Universal activated aging and weak ergodicity breaking in spin and structural glasses
Bin Li, Deng Pan, Ting Qu, Yuliang Jin
TL;DR
The paper develops a unified, landscape-based framework for activated aging in glasses by introducing a generalized trap model (GTM) that includes finite-size corrections to barrier-energy distributions. The authors derive aging dynamics through the arcsin law, predicting a WEB phase at $T_{ m WEB}$ distinct from the SEB transition temperature, and they show a logarithmic decay of correlations due to activation clusters, with a finite-size–dependent logarithmic term. They validate the GTM with random-energy models (Gaussian and exponential), barrier-tree analyses, and structural-glass simulations (WCA and amorphous SiO$_2$), and they establish a barrier-tree–based tree-expansion theory that yields universal barrier statistics and an intrinsic static length $\xi_{\rm ag}$ that can be extracted from non-equilibrium dynamics. The results yield a unified WEB ergodic phase diagram, connect aging dynamics to RFOT scaling, and demonstrate a consistent picture across spin and structural glasses, providing a practical route to infer static lengths from aging data and supporting RFOT predictions. Overall, the work offers a comprehensive, quantitative theory for activated aging with broad implications for understanding glassy dynamics and the emergence of static length scales from non-equilibrium measurements.
Abstract
Glasses possess complex energy landscapes and exhibit non-equilibrium aging dynamics. Here, we propose a generalized trap model for activated aging based on a key static property of the energy landscape: the distribution of energy barriers. Our theory predicts that, upon cooling, weak ergodicity breaking (WEB) in quenching dynamics occurs prior to strong ergodicity breaking in equilibrium dynamics. Furthermore, the theory indicates that the characteristic size of activation clusters can be deduced from the logarithmic decay of the time-correlation function. We rigorously test the model's assumptions and predictions using the simplest spin glass model - the random energy model.

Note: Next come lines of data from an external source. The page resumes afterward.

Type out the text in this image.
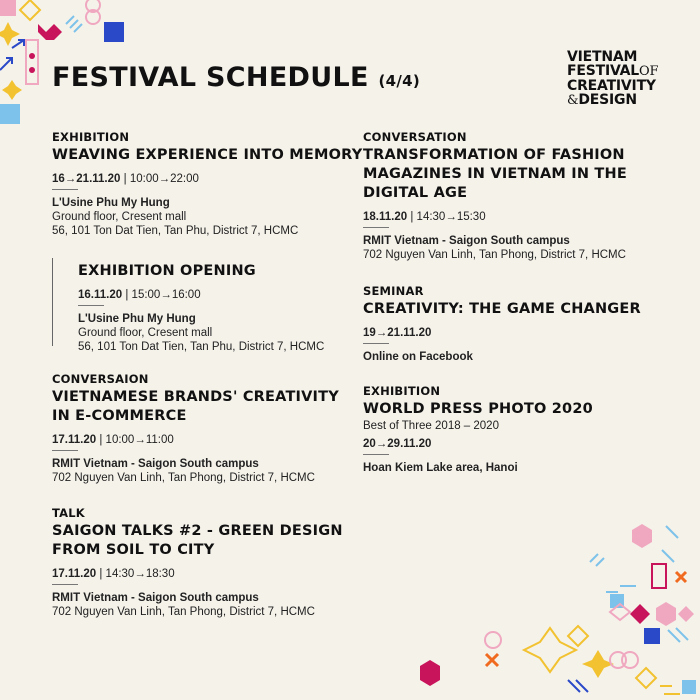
FESTIVAL SCHEDULE (4/4)
VIETNAM
FESTIVALOF
CREATIVITY
&DESIGN
EXHIBITION
WEAVING EXPERIENCE INTO MEMORY
16→21.11.20 | 10:00→22:00
L'Usine Phu My Hung
Ground floor, Cresent mall
56, 101 Ton Dat Tien, Tan Phu, District 7, HCMC
EXHIBITION OPENING
16.11.20 | 15:00→16:00
L'Usine Phu My Hung
Ground floor, Cresent mall
56, 101 Ton Dat Tien, Tan Phu, District 7, HCMC
CONVERSAION
VIETNAMESE BRANDS' CREATIVITY
IN E-COMMERCE
17.11.20 | 10:00→11:00
RMIT Vietnam - Saigon South campus
702 Nguyen Van Linh, Tan Phong, District 7, HCMC
TALK
SAIGON TALKS #2 - GREEN DESIGN
FROM SOIL TO CITY
17.11.20 | 14:30→18:30
RMIT Vietnam - Saigon South campus
702 Nguyen Van Linh, Tan Phong, District 7, HCMC
CONVERSATION
TRANSFORMATION OF FASHION
MAGAZINES IN VIETNAM IN THE
DIGITAL AGE
18.11.20 | 14:30→15:30
RMIT Vietnam - Saigon South campus
702 Nguyen Van Linh, Tan Phong, District 7, HCMC
SEMINAR
CREATIVITY: THE GAME CHANGER
19→21.11.20
Online on Facebook
EXHIBITION
WORLD PRESS PHOTO 2020
Best of Three 2018 – 2020
20→29.11.20
Hoan Kiem Lake area, Hanoi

The predicted aging behavior is also universally observed in paradigmatic structural glasses, including the Weeks-Chandler-Andersen (WCA) model and amorphous silica. Remarkably, applying our framework to the WCA model allows us to extract a static length from the non equilibrium dynamics, extending its observable growth range from a mere factor of 2-3 to a full order of magnitude and providing supportive evidence for the random first-order transition scenario. Finally, we propose a unified ergodic-WEB phase diagram for aging dynamics in general glassy systems.